Post from WMF staff member on Discord:
Hey all - as some of you have seen, we (WMF) were doing a security review of the behavior of user scripts, and unintentionally activated one that turned out to be malicious. That is what caused the page deletions you saw on the Meta log, which are getting cleaned up. We have no reason to believe any third-party entity was actively attacking us today, or that any permanent damage occurred or any breach of personal information.
We were doing this security review as part of an effort to limit the risks of exactly this kind of attack. The irony of us triggering this script while doing so is not lost on us, and we are sorry about the disruption. But the risks in this system are real. We are going to continue working on security protections for user scripts – in close consultation with the community, of course – to make this sort of thing much harder to happen in the future.
To be fair I would assume that it's better to trigger something like this during a security review when people are actively "online" and focused on security risks than at some other time.
Absolutely and it helped prove why they needed to do this security review to begin with as well as will teach them the nature of how this user script worked so they can put up guardrails for this specific type of attack. An unfortunate event but as long as they are using it to learn from and strengthen their security, overall it's a good thing.

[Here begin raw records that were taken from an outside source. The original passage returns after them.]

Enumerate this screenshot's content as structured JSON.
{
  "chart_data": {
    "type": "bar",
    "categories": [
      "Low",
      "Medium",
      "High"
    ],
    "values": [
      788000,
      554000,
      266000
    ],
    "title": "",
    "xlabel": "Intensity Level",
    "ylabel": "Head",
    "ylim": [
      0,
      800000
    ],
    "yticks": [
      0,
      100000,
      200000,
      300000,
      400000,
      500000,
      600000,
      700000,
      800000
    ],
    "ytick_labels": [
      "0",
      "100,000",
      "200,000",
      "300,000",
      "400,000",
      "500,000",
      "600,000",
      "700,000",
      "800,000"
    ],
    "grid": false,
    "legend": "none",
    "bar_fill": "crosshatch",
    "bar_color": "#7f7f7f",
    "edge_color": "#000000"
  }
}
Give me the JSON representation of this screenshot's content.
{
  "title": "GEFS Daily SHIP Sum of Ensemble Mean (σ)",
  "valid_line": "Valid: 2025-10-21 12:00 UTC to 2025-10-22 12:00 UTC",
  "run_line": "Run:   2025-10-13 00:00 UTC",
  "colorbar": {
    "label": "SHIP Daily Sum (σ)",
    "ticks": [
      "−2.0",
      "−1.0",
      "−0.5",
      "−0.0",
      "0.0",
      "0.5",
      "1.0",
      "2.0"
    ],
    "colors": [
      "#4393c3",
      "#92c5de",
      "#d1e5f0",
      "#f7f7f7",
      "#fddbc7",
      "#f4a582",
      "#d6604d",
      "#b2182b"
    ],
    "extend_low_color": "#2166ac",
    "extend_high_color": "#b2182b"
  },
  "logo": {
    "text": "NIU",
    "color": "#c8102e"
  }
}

Ironically it is comments like these that led to Reddit gold. But thank you kind stranger for saving me having to descend into The Depths for this.
That’s hilarious, and I cannot imagine how stressed out that employee is.
After that kind of learning experience that employee needs a reprimand and a raise in that order. You can bet that shit won't happen twice! 😆
You want even more Management?? 😨
Raise and promotion are not synonyms.
Danke. This should easily be fine for anyone who's slightly-to-moderately interested; some of the nitty-gritty details like hyperlinks to the edit diffs are excluded from this copy–paste for those who really know their stuff and want to learn more.
"The malicious script was created in 2023 to attack two Russian-language alternative wiki projects, Wikireality and Cyclopedia."
So this was a US/Ukrainian attack on Russia that backfired ?? Weird 'friendly fire' situation..
Putinists to turn wiki to moscovite narrative?